Bankruptcy and Credit: Will I still be able to get credit in the future?
Thousands of Canadians file bankruptcy every year, and most of those Canadians have similar concerns. One common concern is that they will end up with terrible credit after the bankruptcy process is complete.
It’s true, bankruptcy will adversely affect your credit score.
When you want to apply for a mortgage, credit card, or any type of loan, a prospective lender will review your credit report. And when you file for bankruptcy, a note to that effect appears on that credit report. That’s because the Office of the Superintendent of Bankruptcy provides a list of every individual who has gone insolvent to the credit rating agencies in Canada.
So what will bankruptcy mean to your overall credit score?
Bankruptcy is reflected with an R9 rating, which is the lowest rating a person can receive. It’s essentially the hardest hit your credit score can take. In Ontario, that notation will remain on your credit report for six years after discharge if it’s your first bankruptcy. But anxiety about the impact of bankruptcy on your credit score is no reason not to get debt help.

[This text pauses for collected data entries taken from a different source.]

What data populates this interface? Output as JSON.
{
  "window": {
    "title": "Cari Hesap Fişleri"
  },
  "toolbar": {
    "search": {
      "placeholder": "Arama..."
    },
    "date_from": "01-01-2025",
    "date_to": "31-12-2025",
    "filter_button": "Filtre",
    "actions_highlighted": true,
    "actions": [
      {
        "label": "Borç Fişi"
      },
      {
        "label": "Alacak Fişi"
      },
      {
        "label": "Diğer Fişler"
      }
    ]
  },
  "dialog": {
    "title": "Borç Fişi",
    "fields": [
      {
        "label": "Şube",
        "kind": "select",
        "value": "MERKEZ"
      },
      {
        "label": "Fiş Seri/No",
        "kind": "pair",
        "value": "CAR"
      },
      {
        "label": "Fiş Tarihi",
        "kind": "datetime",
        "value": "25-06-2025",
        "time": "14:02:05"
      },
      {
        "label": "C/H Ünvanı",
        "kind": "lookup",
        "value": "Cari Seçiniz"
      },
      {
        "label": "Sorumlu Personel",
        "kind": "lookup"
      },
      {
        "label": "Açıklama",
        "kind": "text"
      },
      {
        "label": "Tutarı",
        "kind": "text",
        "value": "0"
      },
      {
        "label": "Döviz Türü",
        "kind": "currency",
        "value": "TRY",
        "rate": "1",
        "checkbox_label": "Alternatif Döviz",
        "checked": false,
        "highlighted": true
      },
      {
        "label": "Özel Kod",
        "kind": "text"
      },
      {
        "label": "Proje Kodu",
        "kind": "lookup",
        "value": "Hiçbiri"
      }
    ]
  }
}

There are several components that make up your credit score, the biggest one being your payment history.
Chances are, if you’re considering bankruptcy, you may not have been paying your bills on time – if at all. Negative credit information such as late or missed payments and debts that have gone to collections stay on your credit report for the same amount of time as a bankruptcy – six years.
So if you’ve been having financial difficulties, it’s likely that your credit rating has already taken a beating. One major difference is that bankruptcy is a way for you to get the debt relief you need to start fresh so you can begin to rebuild your financial credit – and future. Ignoring your debt, on the other hand, just means that credit score of yours will continue to suffer.
Financial life after bankruptcy IS possible. If you do file for bankruptcy, you can improve your credit rating to make yourself eligible for credit in the future. Your ability to borrow is based on more than just one item on your credit report. A prospective lender will also look at your income, work history, and any other credit you are able to reestablish.
It takes time to rebuild your credit after a bankruptcy – but if you work at it, over time, you can become eligible for credit.